#7-case-studies-stories
Thread

Would appreciate the collective wisdom of the group on this potentially sticky situation. We are working on a case study with a customer, and he returned a rewritten draft that is not in our brand voice or tone. Much of the sentence structure and phrasing (not verbatim quotes) is written in an Indian English dialect. Which would be fine for a blog post, but it diverges significantly from our typical case study style.
WWYD? I don't want to drag this draft on forever, and I want to be sensitive to the time he took to revise it. He's an engineer, so he doesn't have the same perspective as a copywriter/copyeditor would.

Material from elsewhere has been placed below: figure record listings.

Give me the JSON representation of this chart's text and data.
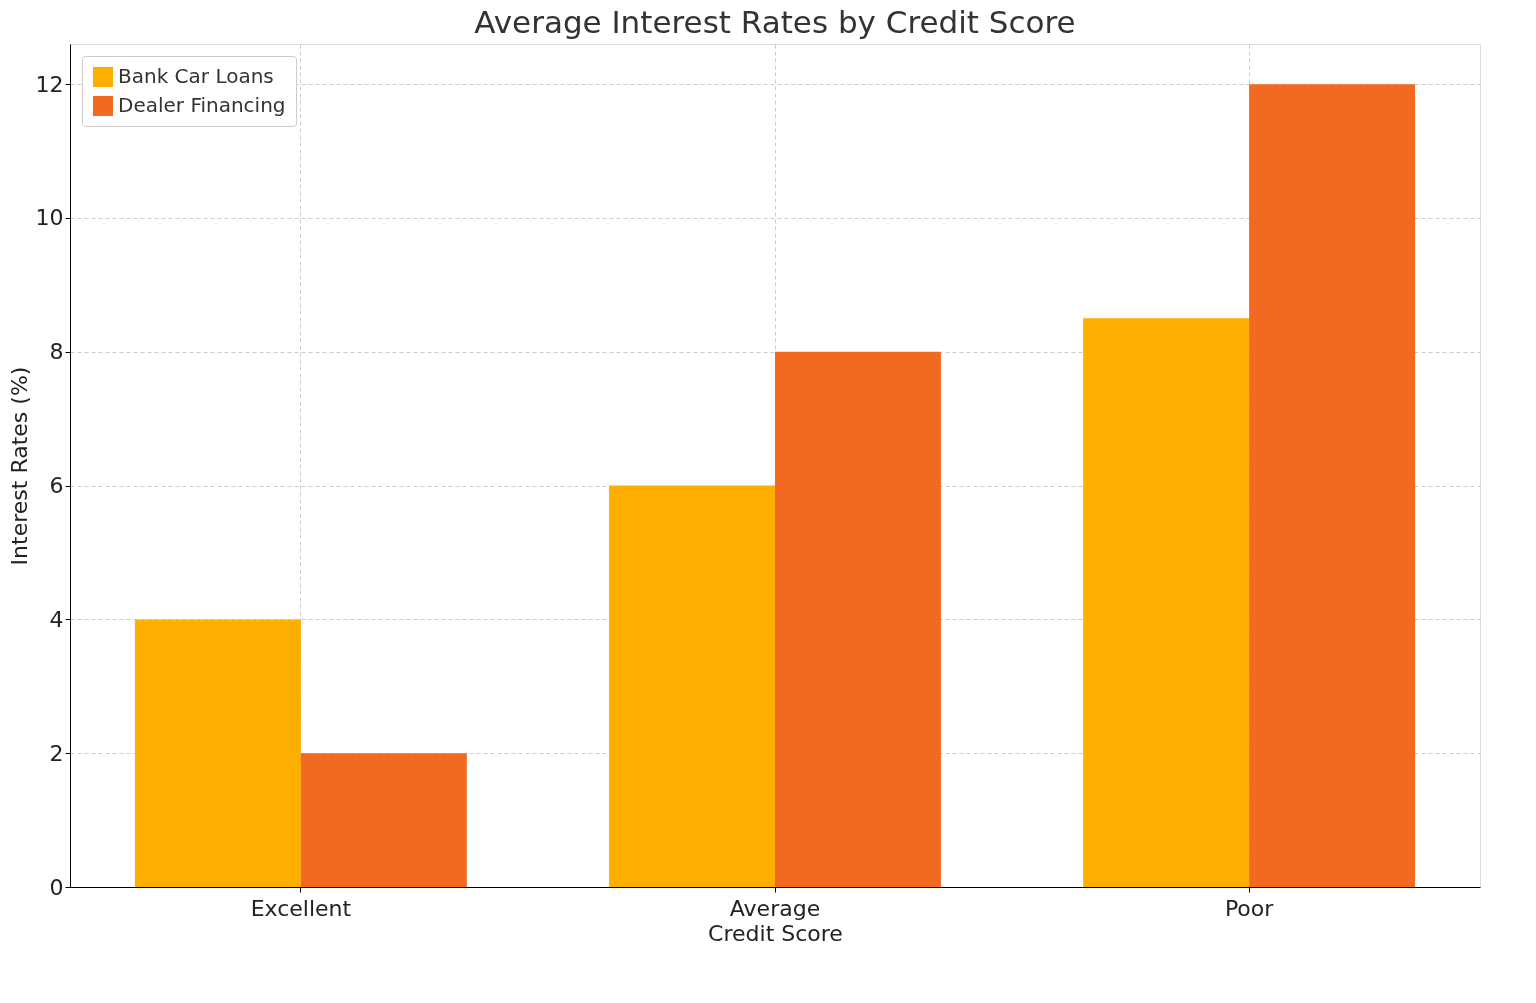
{
  "chart_data": {
    "type": "bar",
    "title": "Average Interest Rates by Credit Score",
    "xlabel": "Credit Score",
    "ylabel": "Interest Rates (%)",
    "categories": [
      "Excellent",
      "Average",
      "Poor"
    ],
    "series": [
      {
        "name": "Bank Car Loans",
        "color": "#fdae00",
        "values": [
          4,
          6,
          8.5
        ]
      },
      {
        "name": "Dealer Financing",
        "color": "#f26a22",
        "values": [
          2,
          8,
          12
        ]
      }
    ],
    "ylim": [
      0,
      12.6
    ],
    "yticks": [
      0,
      2,
      4,
      6,
      8,
      10,
      12
    ],
    "grid": true,
    "legend": "top left"
  }
}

Hi @Emily Coleman - I've been here to many times to count. I would offer 2 or 3 blogs to him, in his native English/Indian tone so that he can use it for social etc. Then let him know that for a "case study" story layout we (you) need to stick to the following xyz, to stay in compliance with your company brand values and strategy. Since he is an engineer he may not be aware of the intricate details of how a case study should be written and developed to stay on brand. Hope that helps 😉

I have also been there! Big commiseration as even following best practices doesn't guarantee this gets across the line 🥺

He told me he spent an hour working on it and I was like, "awww, you shouldn't have!" (no really, he shouldn't have)

Literally nothing worse than someone thinking "review" means "rewrite" 🥲

I think next time I send a draft out, I'm going to suggest that if there are larger substantive things they want to change, to leave a comment in the draft instead of rewriting as a way to save them time. Because I think they have a vision in mind for what they want to communicate, but writing is a whole different skillset!

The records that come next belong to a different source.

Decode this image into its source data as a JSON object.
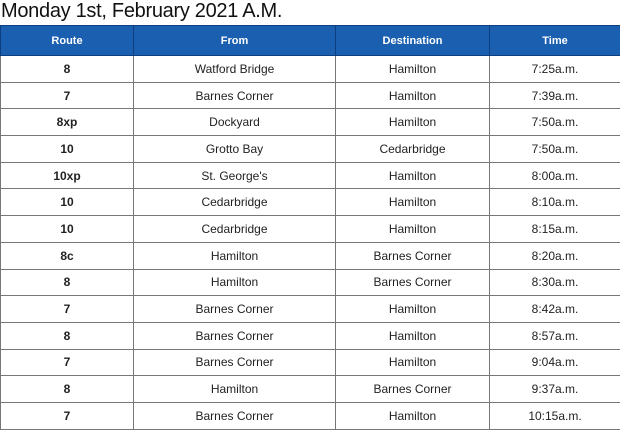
{
  "title": "Monday 1st, February 2021 A.M.",
  "columns": [
    "Route",
    "From",
    "Destination",
    "Time"
  ],
  "rows": [
    [
      "8",
      "Watford Bridge",
      "Hamilton",
      "7:25a.m."
    ],
    [
      "7",
      "Barnes Corner",
      "Hamilton",
      "7:39a.m."
    ],
    [
      "8xp",
      "Dockyard",
      "Hamilton",
      "7:50a.m."
    ],
    [
      "10",
      "Grotto Bay",
      "Cedarbridge",
      "7:50a.m."
    ],
    [
      "10xp",
      "St. George's",
      "Hamilton",
      "8:00a.m."
    ],
    [
      "10",
      "Cedarbridge",
      "Hamilton",
      "8:10a.m."
    ],
    [
      "10",
      "Cedarbridge",
      "Hamilton",
      "8:15a.m."
    ],
    [
      "8c",
      "Hamilton",
      "Barnes Corner",
      "8:20a.m."
    ],
    [
      "8",
      "Hamilton",
      "Barnes Corner",
      "8:30a.m."
    ],
    [
      "7",
      "Barnes Corner",
      "Hamilton",
      "8:42a.m."
    ],
    [
      "8",
      "Barnes Corner",
      "Hamilton",
      "8:57a.m."
    ],
    [
      "7",
      "Barnes Corner",
      "Hamilton",
      "9:04a.m."
    ],
    [
      "8",
      "Hamilton",
      "Barnes Corner",
      "9:37a.m."
    ],
    [
      "7",
      "Barnes Corner",
      "Hamilton",
      "10:15a.m."
    ]
  ]
}
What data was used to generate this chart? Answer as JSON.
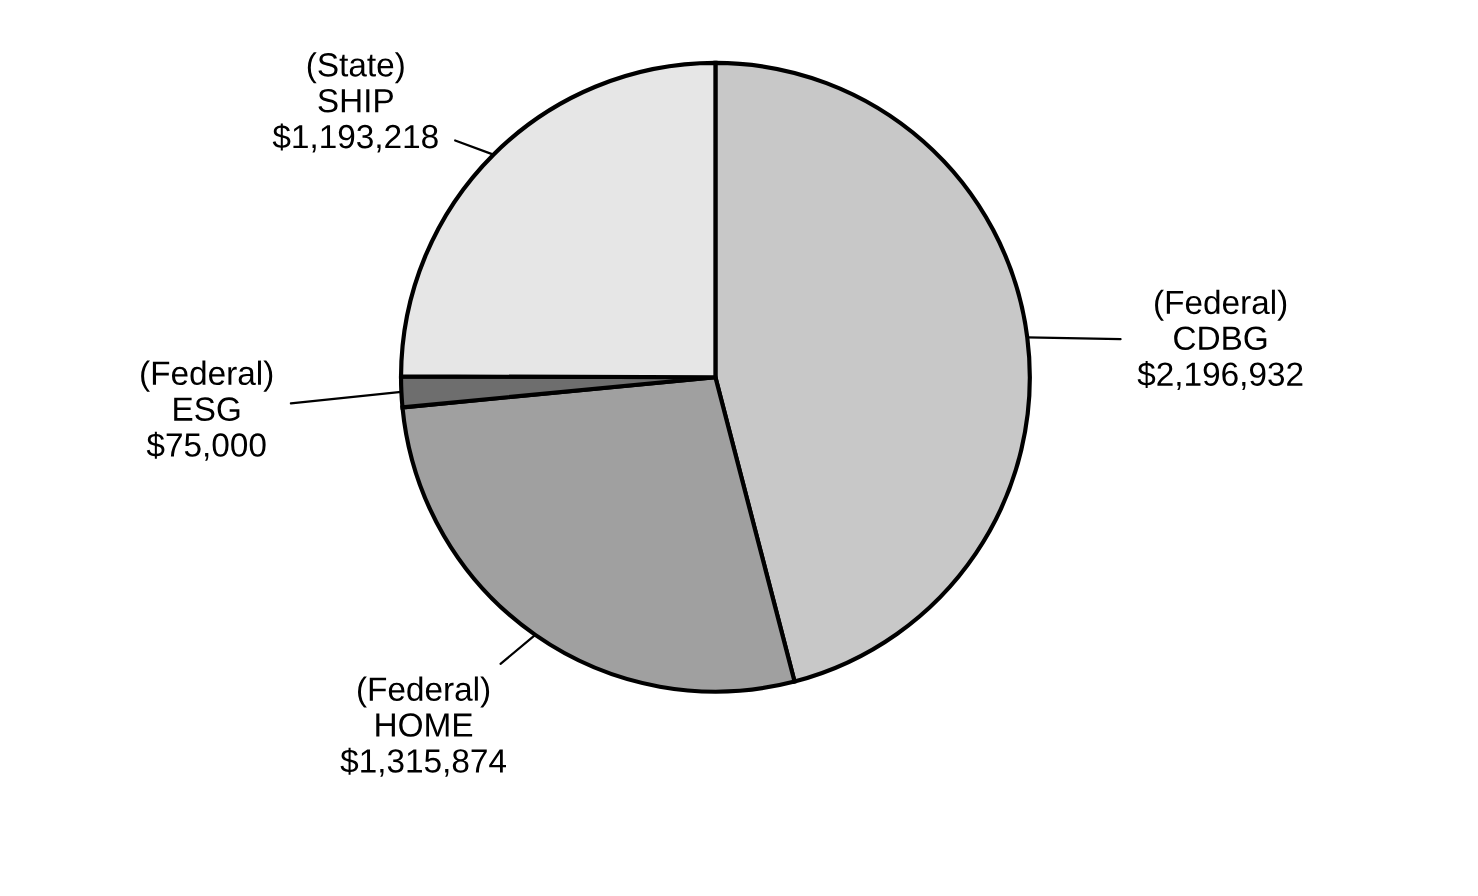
{
  "chart_data": {
    "type": "pie",
    "categories": [
      "(Federal)\nCDBG",
      "(Federal)\nHOME",
      "(Federal)\nESG",
      "(State)\nSHIP"
    ],
    "values": [
      2196932,
      1315874,
      75000,
      1193218
    ],
    "value_labels": [
      "$2,196,932",
      "$1,315,874",
      "$75,000",
      "$1,193,218"
    ],
    "colors": [
      "#c8c8c8",
      "#a0a0a0",
      "#6e6e6e",
      "#e6e6e6"
    ],
    "legend": false
  }
}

I would try a Frankenstein approach from a content perspective. Leave the language changes out (ie. maintain your style guide), but incorporate changes to the actual story. If there aren't changes to the story and it's mostly word choice that reflects a regional preference, you can always point back to your global audience and a style guide that dictates your content maintains those global standards. Emphasis on their story having global reach can often be the carrot needed.

Great framing. I'm definitely going to use that.

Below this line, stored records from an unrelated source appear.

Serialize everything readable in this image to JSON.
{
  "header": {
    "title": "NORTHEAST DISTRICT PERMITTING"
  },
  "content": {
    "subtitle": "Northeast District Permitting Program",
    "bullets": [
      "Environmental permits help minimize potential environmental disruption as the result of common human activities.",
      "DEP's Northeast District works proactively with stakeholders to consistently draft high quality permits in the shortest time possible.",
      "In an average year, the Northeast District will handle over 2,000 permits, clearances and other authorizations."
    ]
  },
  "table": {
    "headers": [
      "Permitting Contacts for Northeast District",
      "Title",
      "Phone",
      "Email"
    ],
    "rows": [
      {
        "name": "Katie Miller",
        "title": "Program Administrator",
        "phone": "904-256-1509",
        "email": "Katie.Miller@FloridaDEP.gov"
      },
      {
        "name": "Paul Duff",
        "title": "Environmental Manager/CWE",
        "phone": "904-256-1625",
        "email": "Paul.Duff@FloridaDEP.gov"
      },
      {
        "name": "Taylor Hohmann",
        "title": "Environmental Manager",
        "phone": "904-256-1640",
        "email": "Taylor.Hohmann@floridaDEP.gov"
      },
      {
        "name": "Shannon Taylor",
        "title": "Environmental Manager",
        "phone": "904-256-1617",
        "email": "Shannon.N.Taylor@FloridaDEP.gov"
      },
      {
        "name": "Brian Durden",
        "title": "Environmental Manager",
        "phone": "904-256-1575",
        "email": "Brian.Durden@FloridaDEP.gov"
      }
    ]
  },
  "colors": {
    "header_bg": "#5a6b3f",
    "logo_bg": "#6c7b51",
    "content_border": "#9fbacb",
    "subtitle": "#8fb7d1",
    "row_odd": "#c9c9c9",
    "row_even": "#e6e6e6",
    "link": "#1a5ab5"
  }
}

What about a compromise? Publish both his blog post (slightly modified) for the customer community + have him approve a case study that "follows your company's style guide and guidelines"? I might also go one step further and collect a high res recorded quote that can be used to promote both. I have several example posted on LI.

We did create a blog post draft for him to revise and use as he wanted. He opted not to revise or use that one. We also have several good-quality testimonial videos from him already. Otherwise, this would be a great option!